Mär 16 2009
Pizzaiolo Calamar
Der wohlklingende Name dieser Windn lässt es bereits erahnen: Hier kocht man eher südländisch (mit dezentem Balkaneinschlag). Besonders an warmen Tagen drängt sich ein Besuch im Pizzaiolo Calamar geradezu auf: Ein weitläufiger, gepflegter Gastgarten lädt zum Verweilen ein.
Die drei wiederkehrenden Höhepunkte des Jahreskreises im Leben des Wolfi B.: Das Schinkenfest zu San Daniele, die Endlich-Urlaub-Sauftour durch die Grazer Bars Mitte Dezember (ink. frühmorgendlichem „UUUUUUURRRLAUUUUB!!!“-Schreien) und das erste Bier im Gastgarten. Mit selbigem brach ich heuer meinen persönlichen Rekord – am 14. März kurzärmlig im Gastgarten! Das rockt!
Getrunken wurde Cervicia Prima heuer auf der Terrasse des Pizzaiolo Calamar – ein lauschiges Plätzchen und man vergisst beinahe, dass man sich mitten im Industrieviertel von Graz befindet. Während ich mein Bier genoss und die wenigen Sonnenstrahlen gierig in mich einsog, wurden auf den Nebentischen allerhand köstliche Gerichte aufgetragen und in den Tiefen meines futterfixierten Verstandes reifte ein Plan …
So kam es, dass ich heute der versammelten Büromannschaft einen Mittagsausflug zum Pizzaiolo Calamar vorschlug. Kurz abgestimmt, dankbar angenommen -> auf geht’s!
Leider präsentierte sich dieser Montag nicht ganz so sonnengeflutet wie das Wochenende davor, weswegen wir mit den überdachten Räumlichkeiten des Pizzaiolo Calamar Vorlieb nahmen. In der Windn erwartet den hungrigen Gast recht austauschbares Ambiente: Hölzerne Tische, rosa Tischdecken, etwas schummerig -> typisch Gasthaus eben. Der Tischdecke hätte ein tatsächlicher Austausch wirklich nicht geschadet, denn unsere Vorgänger an dieser Tafel waren beim Essen wohl etwas unvorsichtig.

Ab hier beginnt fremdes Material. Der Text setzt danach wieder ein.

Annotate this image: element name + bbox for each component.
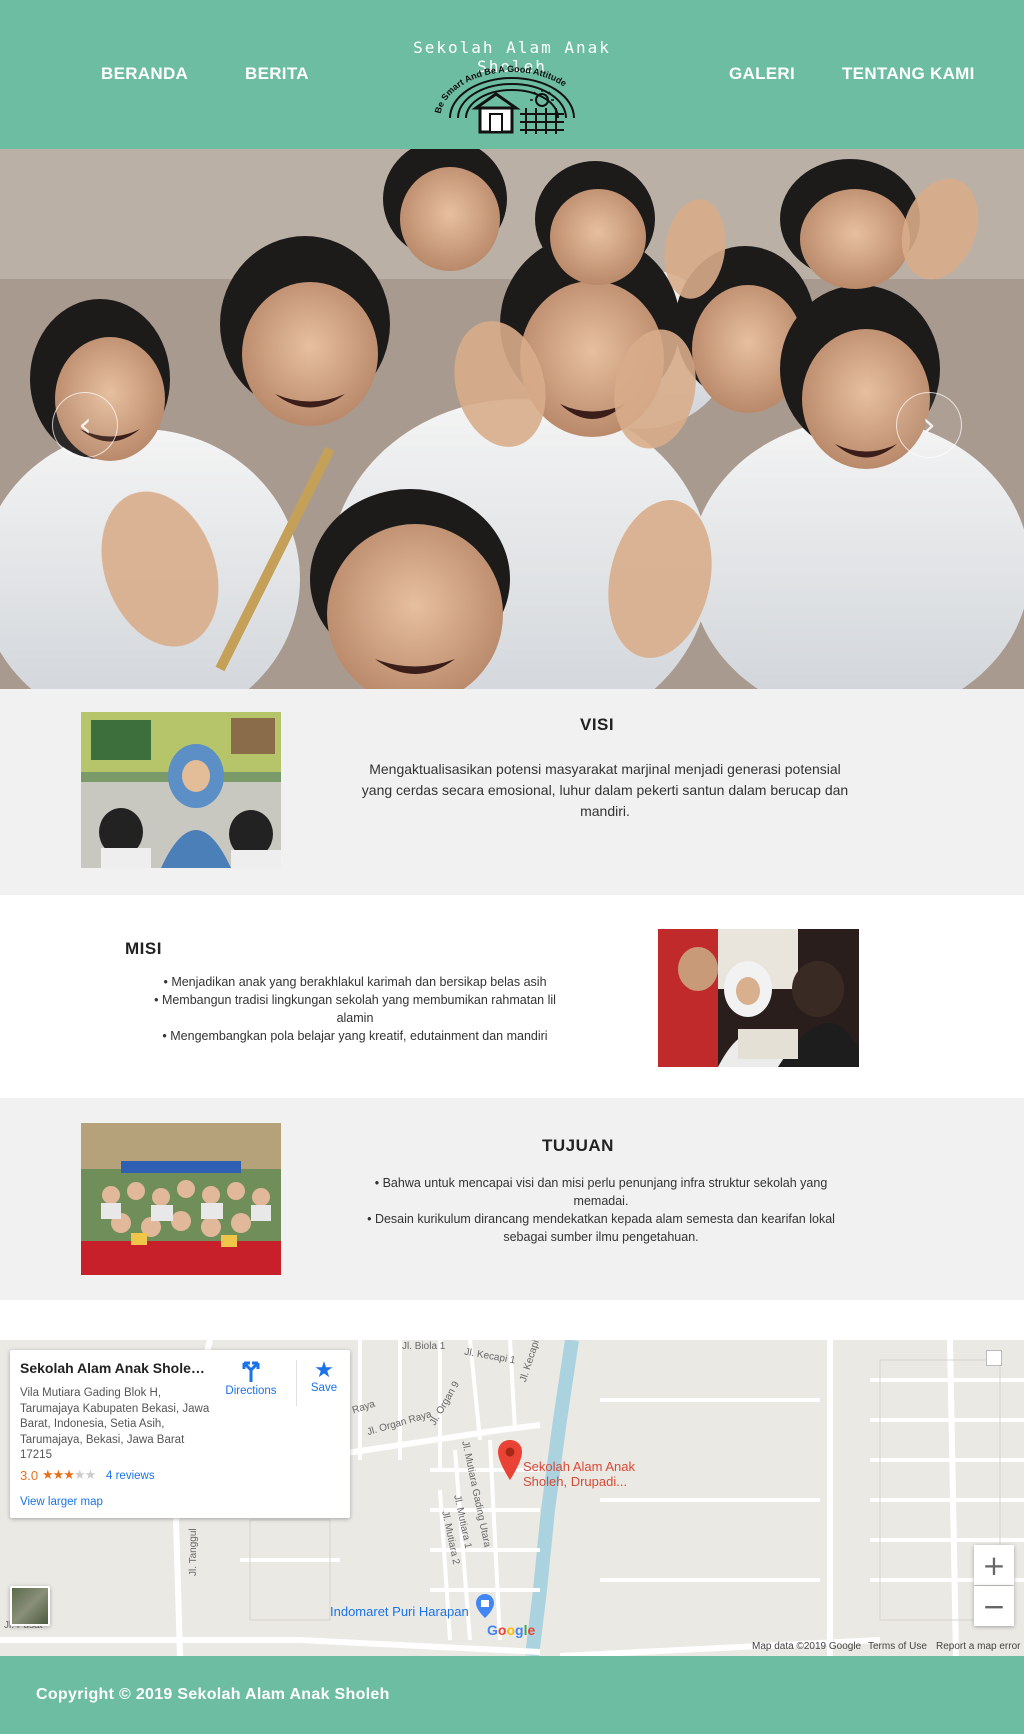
satellite-toggle-button[interactable] [10, 1586, 50, 1626]
site-footer: Copyright © 2019 Sekolah Alam Anak Shole… [0, 1656, 1024, 1734]
reviews-link[interactable]: 4 reviews [106, 1470, 155, 1482]
misi-title: MISI [125, 939, 162, 958]
report-map-error-link[interactable]: Report a map error [936, 1641, 1020, 1652]
google-map[interactable]: Jl. Biola 1 Jl. Kecapi 1 Jl. Kecapi 6 Ra… [0, 1340, 1024, 1656]
shopping-bag-icon [476, 1594, 494, 1618]
place-rating: 3.0 [20, 1468, 39, 1483]
misi-section: MISI Menjadikan anak yang berakhlakul ka… [0, 895, 1024, 1098]
visi-title: VISI [580, 715, 615, 734]
map-data-attribution: Map data ©2019 Google [752, 1641, 862, 1652]
visi-photo [81, 712, 281, 868]
tujuan-title: TUJUAN [542, 1136, 614, 1155]
tujuan-list: Bahwa untuk mencapai visi dan misi perlu… [354, 1174, 848, 1246]
place-name: Sekolah Alam Anak Sholeh, Dr... [20, 1360, 210, 1376]
star-icon: ★ [314, 1357, 334, 1382]
list-item: Mengembangkan pola belajar yang kreatif,… [140, 1027, 570, 1045]
hero-image [0, 149, 1024, 689]
site-header: BERANDA BERITA Sekolah Alam Anak Sholeh … [0, 0, 1024, 149]
fullscreen-icon[interactable] [986, 1350, 1002, 1366]
divider [296, 1360, 297, 1406]
site-logo[interactable]: Sekolah Alam Anak Sholeh Be Smart And Be… [374, 34, 650, 134]
hero-carousel: ‹ › [0, 149, 1024, 689]
place-address: Vila Mutiara Gading Blok H, Tarumajaya K… [20, 1387, 210, 1461]
map-pin-icon[interactable] [498, 1440, 522, 1480]
logo-emblem: Be Smart And Be A Good Attitude [433, 64, 575, 134]
street-label: Jl. Tanggul [188, 1528, 199, 1576]
zoom-out-button[interactable]: − [974, 1586, 1014, 1626]
nav-berita[interactable]: BERITA [245, 64, 309, 84]
view-larger-map-link[interactable]: View larger map [20, 1496, 103, 1508]
list-item: Desain kurikulum dirancang mendekatkan k… [354, 1210, 848, 1246]
rating-stars-icon: ★★★★★ [42, 1467, 96, 1482]
tujuan-section: TUJUAN Bahwa untuk mencapai visi dan mis… [0, 1098, 1024, 1300]
save-button[interactable]: ★ Save [304, 1357, 344, 1395]
list-item: Menjadikan anak yang berakhlakul karimah… [140, 973, 570, 991]
place-card: Sekolah Alam Anak Sholeh, Dr... Vila Mut… [10, 1350, 350, 1518]
directions-label: Directions [225, 1385, 277, 1397]
nav-galeri[interactable]: GALERI [729, 64, 795, 84]
carousel-prev-button[interactable]: ‹ [52, 392, 118, 458]
chevron-right-icon: › [922, 405, 936, 445]
misi-photo [658, 929, 859, 1067]
minus-icon: − [982, 1589, 1006, 1623]
poi-label[interactable]: Indomaret Puri Harapan [330, 1604, 469, 1619]
copyright-text: Copyright © 2019 Sekolah Alam Anak Shole… [36, 1686, 390, 1703]
nav-tentang-kami[interactable]: TENTANG KAMI [842, 64, 975, 84]
pin-label[interactable]: Sekolah Alam Anak Sholeh, Drupadi... [523, 1459, 653, 1489]
directions-icon [242, 1361, 260, 1382]
list-item: Bahwa untuk mencapai visi dan misi perlu… [354, 1174, 848, 1210]
google-logo: Google [487, 1622, 536, 1638]
visi-text: Mengaktualisasikan potensi masyarakat ma… [361, 761, 849, 819]
carousel-next-button[interactable]: › [896, 392, 962, 458]
terms-link[interactable]: Terms of Use [868, 1641, 927, 1652]
list-item: Membangun tradisi lingkungan sekolah yan… [140, 991, 570, 1027]
tujuan-photo [81, 1123, 281, 1275]
plus-icon: + [982, 1548, 1006, 1582]
zoom-in-button[interactable]: + [974, 1545, 1014, 1585]
visi-section: VISI Mengaktualisasikan potensi masyarak… [0, 689, 1024, 895]
save-label: Save [310, 1382, 338, 1394]
directions-button[interactable]: Directions [223, 1358, 279, 1397]
nav-beranda[interactable]: BERANDA [101, 64, 188, 84]
chevron-left-icon: ‹ [78, 405, 92, 445]
misi-list: Menjadikan anak yang berakhlakul karimah… [140, 973, 570, 1045]
street-label: Jl. Biola 1 [402, 1341, 446, 1352]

Das Layout-Team von MV Medien studiert die Speisekarte und eine Runde von Menschen, die Ihr täglich Brot mit Ästhetik und Design verdienen, brechen sich fast das Auge: Die Karte ist kein Meisterstück der Satzkunst. Aber semantisch macht sie einiges wieder wett: Man findet eine große Auswahl an typischen Wirtshausgerichten, dazu viel Südländisches (Souvlaki, Gyros, etc.), einige Fischgerichte, natürlich Pizza und Calamari. Auf den hinteren Seiten sogar ein paar Pastagerichte. Empfehlungen des Tages vermisst manund wie das so ist mit umfangreichen Karten kann man sich auch hier nur schwer entscheiden.

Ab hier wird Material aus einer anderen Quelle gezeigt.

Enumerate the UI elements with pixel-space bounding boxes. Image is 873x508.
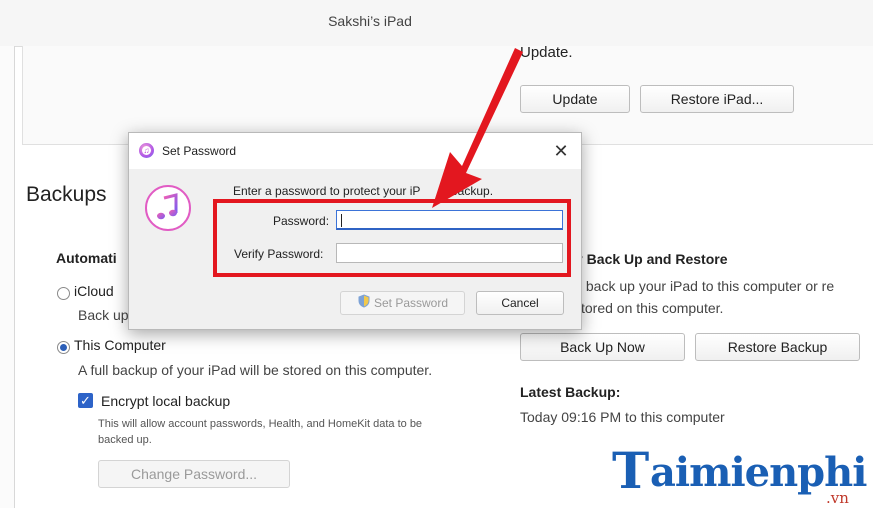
pointer-arrow-icon (432, 48, 523, 208)
latest-backup-value: Today 09:16 PM to this computer (520, 409, 725, 425)
icloud-desc: Back up (78, 307, 129, 323)
manual-backup-desc-line2: tored on this computer. (581, 300, 724, 316)
watermark-logo-t: T (612, 441, 650, 500)
auto-backup-heading: Automati (56, 250, 117, 266)
window-title: Sakshi’s iPad (328, 13, 412, 29)
encrypt-label: Encrypt local backup (101, 393, 231, 409)
back-up-now-button[interactable]: Back Up Now (520, 333, 685, 361)
encrypt-desc-line1: This will allow account passwords, Healt… (98, 418, 423, 430)
manual-backup-heading: y Back Up and Restore (575, 251, 728, 267)
encrypt-checkbox[interactable]: ✓ (78, 393, 93, 408)
latest-backup-heading: Latest Backup: (520, 384, 621, 400)
icloud-label: iCloud (74, 283, 114, 299)
dialog-prompt: Enter a password to protect your iP (233, 184, 421, 198)
restore-backup-button[interactable]: Restore Backup (695, 333, 860, 361)
change-password-button[interactable]: Change Password... (98, 460, 290, 488)
manual-backup-desc-line1: y back up your iPad to this computer or … (575, 278, 835, 294)
shield-icon (357, 293, 371, 315)
watermark-suffix: .vn (826, 489, 849, 507)
restore-ipad-button[interactable]: Restore iPad... (640, 85, 794, 113)
encrypt-desc-line2: backed up. (98, 434, 152, 446)
dialog-title: Set Password (162, 144, 237, 158)
this-computer-label: This Computer (74, 337, 166, 353)
backups-title: Backups (26, 183, 107, 206)
set-password-button[interactable]: Set Password (340, 291, 465, 315)
close-icon[interactable]: ✕ (549, 139, 573, 163)
set-password-label: Set Password (373, 296, 449, 310)
sidebar-edge (0, 46, 15, 508)
update-button[interactable]: Update (520, 85, 630, 113)
itunes-icon (145, 185, 191, 231)
this-computer-desc: A full backup of your iPad will be store… (78, 362, 433, 378)
this-computer-radio[interactable] (57, 341, 70, 354)
cancel-button[interactable]: Cancel (476, 291, 564, 315)
icloud-radio[interactable] (57, 287, 70, 300)
itunes-icon: ♫ (139, 143, 154, 158)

Zwei mal Souvlaki und Pizza wird geordert. Nach einer für Business Lunch doch etwas zu langen Wartezeit wird der Antichrist unter den Pizzen serviert: Locker 40 cm Durchmesser suchen in Graz ihres Gleichen. Auch die Souvlaki-Portionen mit Kartoffeln, Dip und Szaziki sorgen dafür, dass wir nicht hungrig aufstehen.
Anstatt mit Dumpingpreisen punktet man bei Pizzaiolo Calamar mit Produktqualität. Wer allerdings gerade den Winterspeck loswerden möchte, sollte einen Salat bestellen, denn mit Öl und Fett spart man hier nicht. Die gerösteten Kartoffel liegen dann doch etwas schwer im Magen -> schmeckt natürlich umso besser
Fazit: Gute, solide Küche, toller Gastgarten, aber abstriche beim Ambiente auf Grund der etwas versifften Gaststube. Die Lage 200 m neben den Bahngleisen mitten im Industrieviertel von Graz kann ich auch nur dahingehend positiv anrechnen, dass die Windn quasi bei mir um die Ecke ist
Gute 4 Böcke gibt’s für Pizzaiolo Kalamar von mir dafür.
Wertung
4 von 7 Böcken









Super Artikel obwohl ich nicht so auf versifften Gaststuben stehe, aber hauptsache es schmeckt!